Les expatriés français et résidents fiscaux étrangers trouvent dans le capital investissement français un véhicule de maintien du lien économique avec la France. La convention fiscale applicable détermine le traitement des plus values réalisées, souvent avantageux pour les résidents de pays à fiscalité modérée. France Épargne accompagne spécifiquement cette clientèle internationale dans l'analyse des implications fiscales transfrontalières et la structuration optimale de leur participation.
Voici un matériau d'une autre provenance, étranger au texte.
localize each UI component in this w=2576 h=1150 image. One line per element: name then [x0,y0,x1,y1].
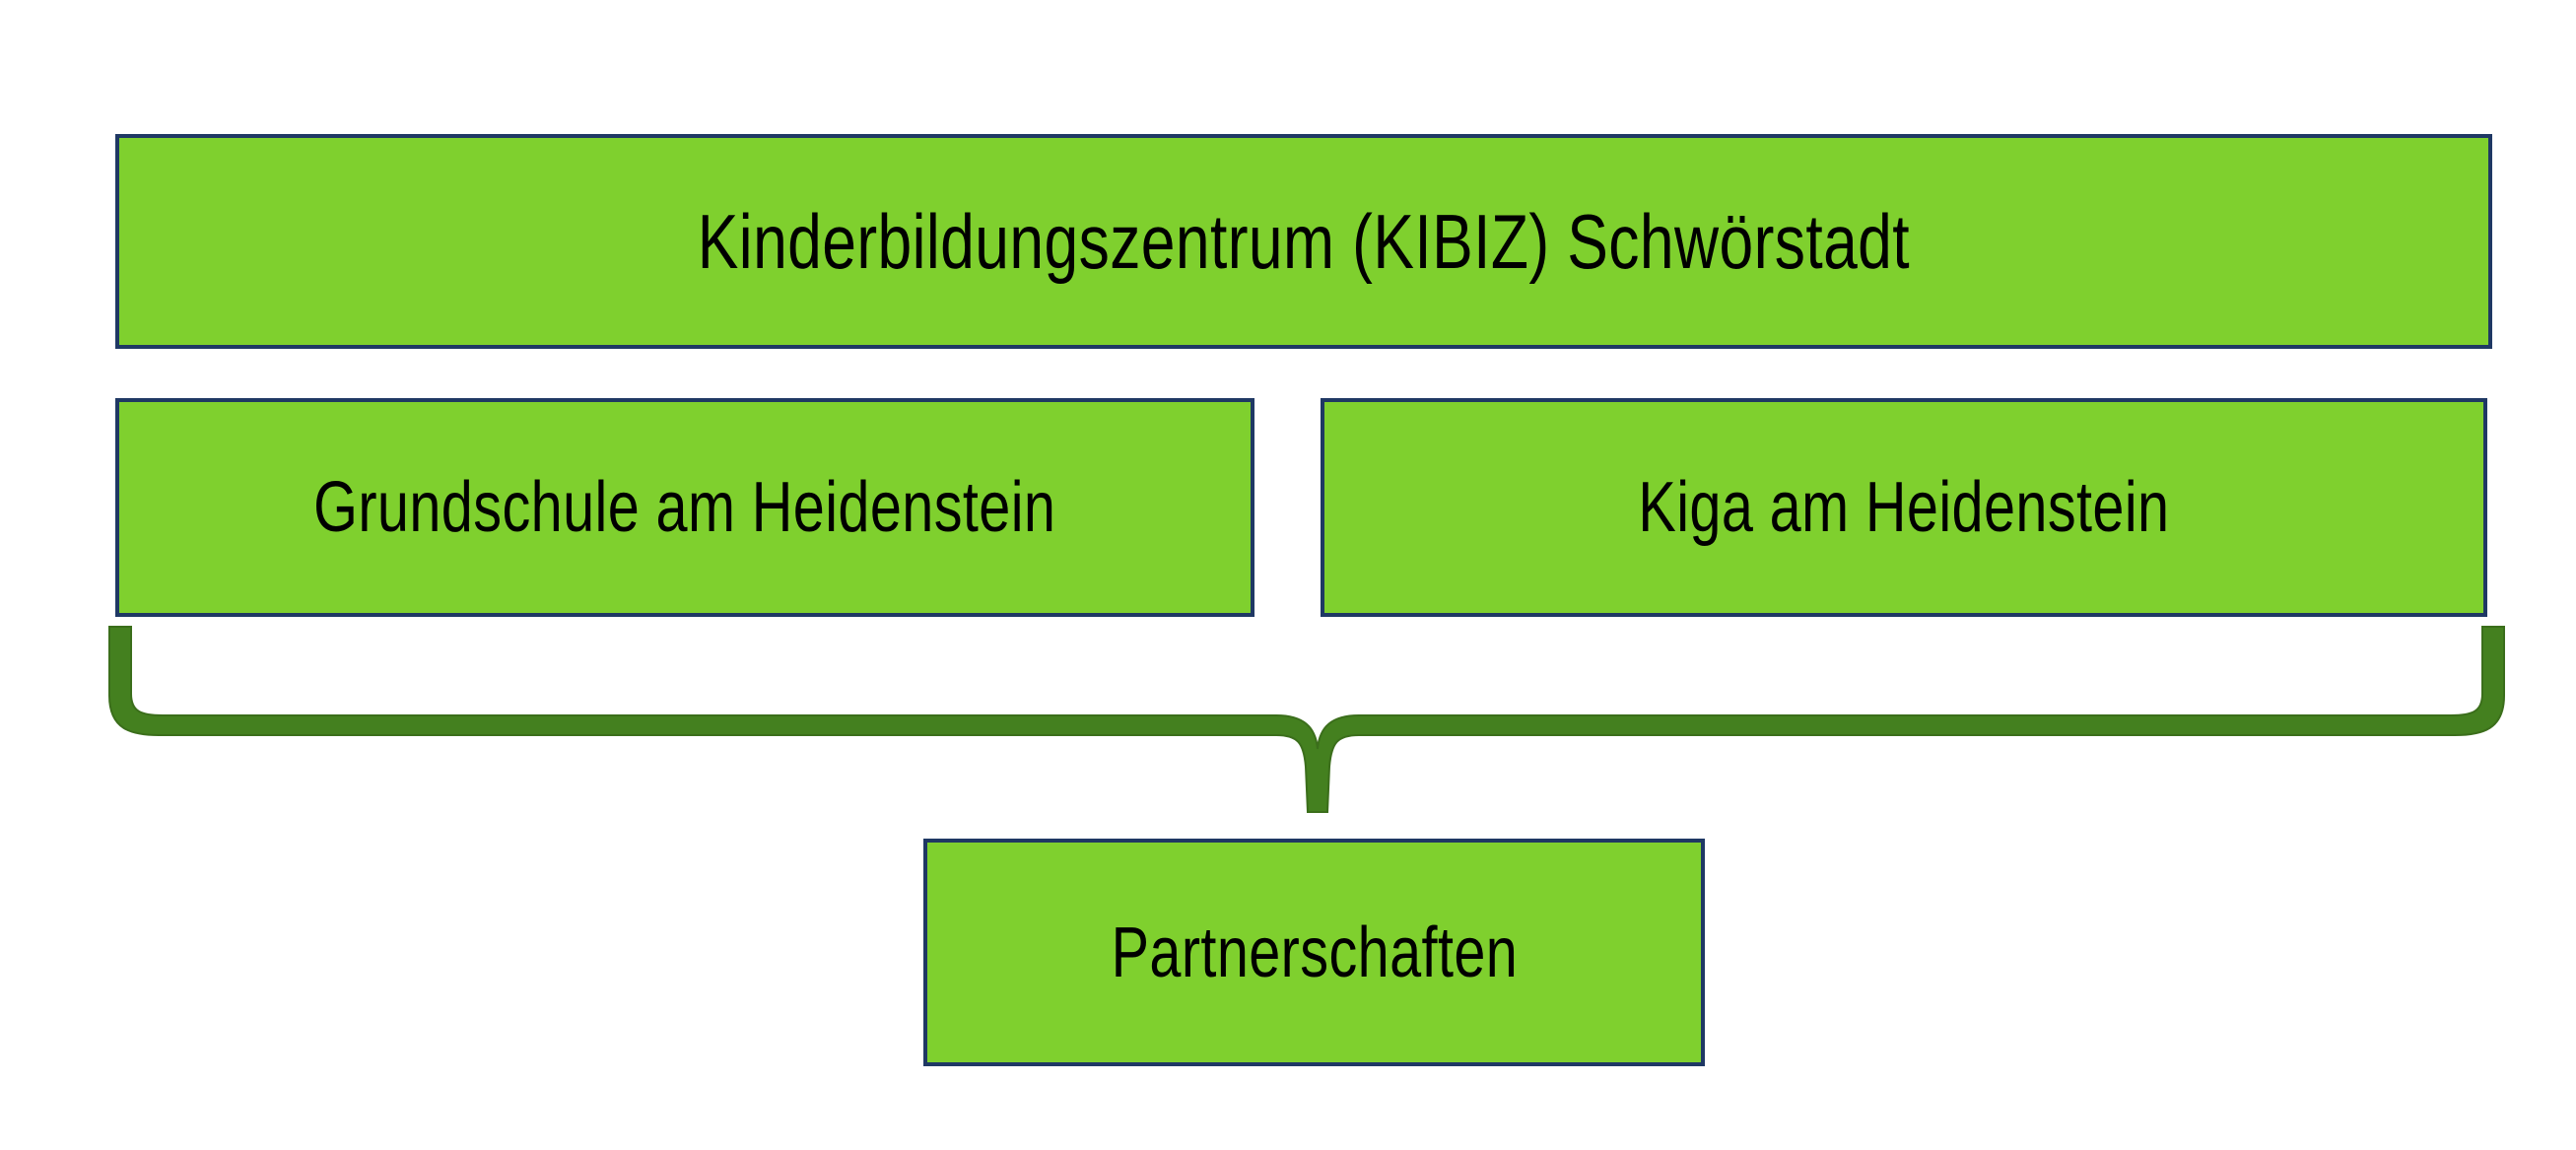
curly-brace-icon [108,626,2505,813]
node-kibiz[interactable]: Kinderbildungszentrum (KIBIZ) Schwörstad… [115,134,2492,349]
node-partnerschaften-label: Partnerschaften [1111,913,1518,992]
node-kibiz-label: Kinderbildungszentrum (KIBIZ) Schwörstad… [697,198,1911,285]
node-kiga[interactable]: Kiga am Heidenstein [1321,398,2487,617]
node-partnerschaften[interactable]: Partnerschaften [923,839,1705,1066]
node-grundschule[interactable]: Grundschule am Heidenstein [115,398,1254,617]
curly-brace-connector [94,619,2518,826]
node-grundschule-label: Grundschule am Heidenstein [313,468,1056,547]
node-kiga-label: Kiga am Heidenstein [1638,468,2170,547]
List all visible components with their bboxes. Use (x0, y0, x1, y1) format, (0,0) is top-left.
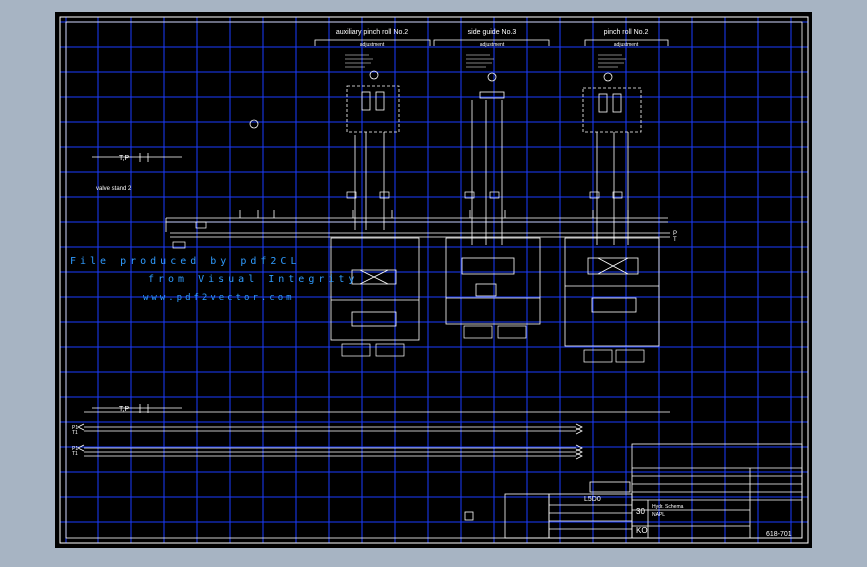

Les professions libérales à revenus élevés (médecins, avocats, notaires, pharmaciens) constituent un segment en pleine découverte du non coté. Disposant de revenus récurrents supérieurs à 150 000 EUR annuels mais d'un patrimoine souvent concentré sur l'immobilier et les produits d'épargne classiques, ces professionnels recherchent une diversification active. Le capital investissement leur offre une exposition aux entreprises de croissance absente de leur allocation habituelle. Le ticket d'entrée de 100 000 EUR reste compatible avec leur capacité d'épargne annuelle, permettant un déploiement progressif sur plusieurs opérations.